The Cal Poly football team finally played better in the first half.
The Mustangs (2-3) hadn’t yet been able to say that in a season characterized by slow starts and second-half rallies.
But in a 24-10 loss to Yale at Alex G. Spanos Stadium on Saturday afternoon, the grass wasn’t exactly greener on the other side of the trend.
Cal Poly racked up 292 offensive yards and scored all of its points before the break in the program’s first gridiron game against an Ivy League opponent, also a first for any Big Sky Conference member.
That second-half surge — one that made two potential FBS blowouts more respectable and led to a comeback victory at Portland State last week?
It never happened.
“When we’ve had bad performances in the past,” Mustangs head coach Tim Walsh said, “we’ve always had the opportunity to battle back, our character started to show. I don’t think we showed good character today as a team, and that’s one of my biggest disappointments.”
Walsh was also unhappy about a season-high four turnovers, which just as well should have been five if not for a dropped interception by Yale in the first half.
Cal Poly’s defense also had unflattering penalties negate third-and-long stops and revitalize scoring drives on back-to-back Yale possessions to start the second half after the Bulldogs had gone 0 for 7 on third downs in the two quarters.
Yale (3-0) leveraged those mistakes for a touchdown and field goal in the third, overcoming a 10-7 halftime deficit and adding an insurance touchdown in the fourth amid a cavalcade of further Cal Poly miscues.
Sophomore quarterback Chris Brown lost a fumble on an ill-advised option pitch early, had two later interceptions and was lucky a third bobbled pass dropped harmlessly to the ground.
The Mustangs also had a punt hit off sophomore receiver Jordan Hines while he blocked with the return team. That ball was recovered by Yale, and only a blocked 31-yard field-goal attempt by senior defensive tackle Sullivan Grosz kept it from resulting in more points for the Bulldogs.
“We don’t want turnovers,” Brown said, repeating it twice more for emphasis. “And I would say it’s not because of a lack of experience. It’s just fundamentals, staying true to the fundamentals coaches are teaching me and teaching the other players.”
There was a “lack of energy, lack of focus,” he added. “This week, we came out with low energy and that affected us” from the start.

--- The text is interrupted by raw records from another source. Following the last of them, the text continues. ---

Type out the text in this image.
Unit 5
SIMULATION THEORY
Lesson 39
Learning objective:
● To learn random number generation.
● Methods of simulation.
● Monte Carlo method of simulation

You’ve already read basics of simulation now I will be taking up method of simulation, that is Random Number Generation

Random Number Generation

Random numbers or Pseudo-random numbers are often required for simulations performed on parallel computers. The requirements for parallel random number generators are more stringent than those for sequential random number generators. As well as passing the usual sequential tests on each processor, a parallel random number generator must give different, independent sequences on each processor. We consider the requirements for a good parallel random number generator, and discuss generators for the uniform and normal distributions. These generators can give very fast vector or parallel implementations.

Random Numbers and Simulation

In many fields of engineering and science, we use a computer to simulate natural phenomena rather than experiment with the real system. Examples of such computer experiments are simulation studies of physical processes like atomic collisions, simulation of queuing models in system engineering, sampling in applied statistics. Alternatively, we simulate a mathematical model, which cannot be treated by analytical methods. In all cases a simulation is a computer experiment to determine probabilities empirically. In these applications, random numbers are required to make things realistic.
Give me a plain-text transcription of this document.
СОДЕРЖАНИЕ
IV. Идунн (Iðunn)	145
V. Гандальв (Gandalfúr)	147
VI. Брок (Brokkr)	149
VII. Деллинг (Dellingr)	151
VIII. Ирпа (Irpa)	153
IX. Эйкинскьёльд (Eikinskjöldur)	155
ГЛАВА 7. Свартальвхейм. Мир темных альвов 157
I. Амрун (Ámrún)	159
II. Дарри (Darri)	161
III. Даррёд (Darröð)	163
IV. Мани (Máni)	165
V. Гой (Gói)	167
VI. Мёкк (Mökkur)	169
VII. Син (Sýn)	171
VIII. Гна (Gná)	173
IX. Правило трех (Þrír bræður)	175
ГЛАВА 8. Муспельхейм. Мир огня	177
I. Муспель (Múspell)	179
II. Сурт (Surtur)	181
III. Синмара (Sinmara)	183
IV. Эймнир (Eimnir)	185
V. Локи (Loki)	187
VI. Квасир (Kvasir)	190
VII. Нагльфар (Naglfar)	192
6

Cal Poly receiver Willie Tucker was lost to a knee injury with 5:59 left in the second quarter, and outside of a 53-second, 37-yard drive to set up a 53-yard go-ahead Bobby Zalud field goal as time expired in the first half, the offense struggled without the junior standout.
Cal Poly had just 37 total yards in the second half and ran just 17 plays.
It was the first time in nearly three years Cal Poly had been shut out in the second half with the production forcing the Mustangs to dredge up memories of the previous occasion, a 21-20 loss to UC Davis in 2010 when Cal Poly had its realistic playoff hopes snuffed by blowing a 20-0 halftime lead.
A six-game home winning streak was snapped as well as a three-year span of scoring more than 10 points in a game.
The biggest bright spot of the second half for the Mustangs — a 73-yard touchdown pass from Brown to true freshman Cameron Akins — was wiped out when the receiver was flagged for lining up incorrectly before streaking wide open down the middle of the field.
Tucker also had a step on his defender early in the game, but Brown overthrew him deep in the end zone.
“They capitalized on all the mistakes that we made, and we made enough,” Walsh said, “probably more than we made all of last season in one game.”
Cal Poly’s lone highlight in the second half was a fourth-quarter interception by Karlton Dennis that was batted in the air at the line.
Otherwise, the accolades went to the Bulldogs, who were playing in only their third game in California.
Yale running back Tyler Varga ran for 114 yards on 26 carries, becoming the fifth running back in the past six games against Cal Poly to break the 100-yard mark after the Mustangs had a previous streak of 19 straight games without allowing a 100-yard rusher.
San Diego native Deon Randall caught seven passes for 79 yards and despite the interception, quarterback Henry Furman was 19-of-33 passing for 199 yards and two touchdowns.
Brown was 19-of-26 passing for 104 yards but gained only 40 yards on 20 rushing attempts.
Kristaan Ivory ran for 63 yards on 11 carries and caught a game-high eight passes but gained only 34 yards through the air as the Yale defense swarmed to every play.
“They did a good job in preparation,” Walsh said, “but I don’t think we executed extremely well. I think they had a good plan going in, and they did a good job executing the gameplan.
“Today, they played better than we did and deserved to win, and that’s a flat fact, and it was evident.”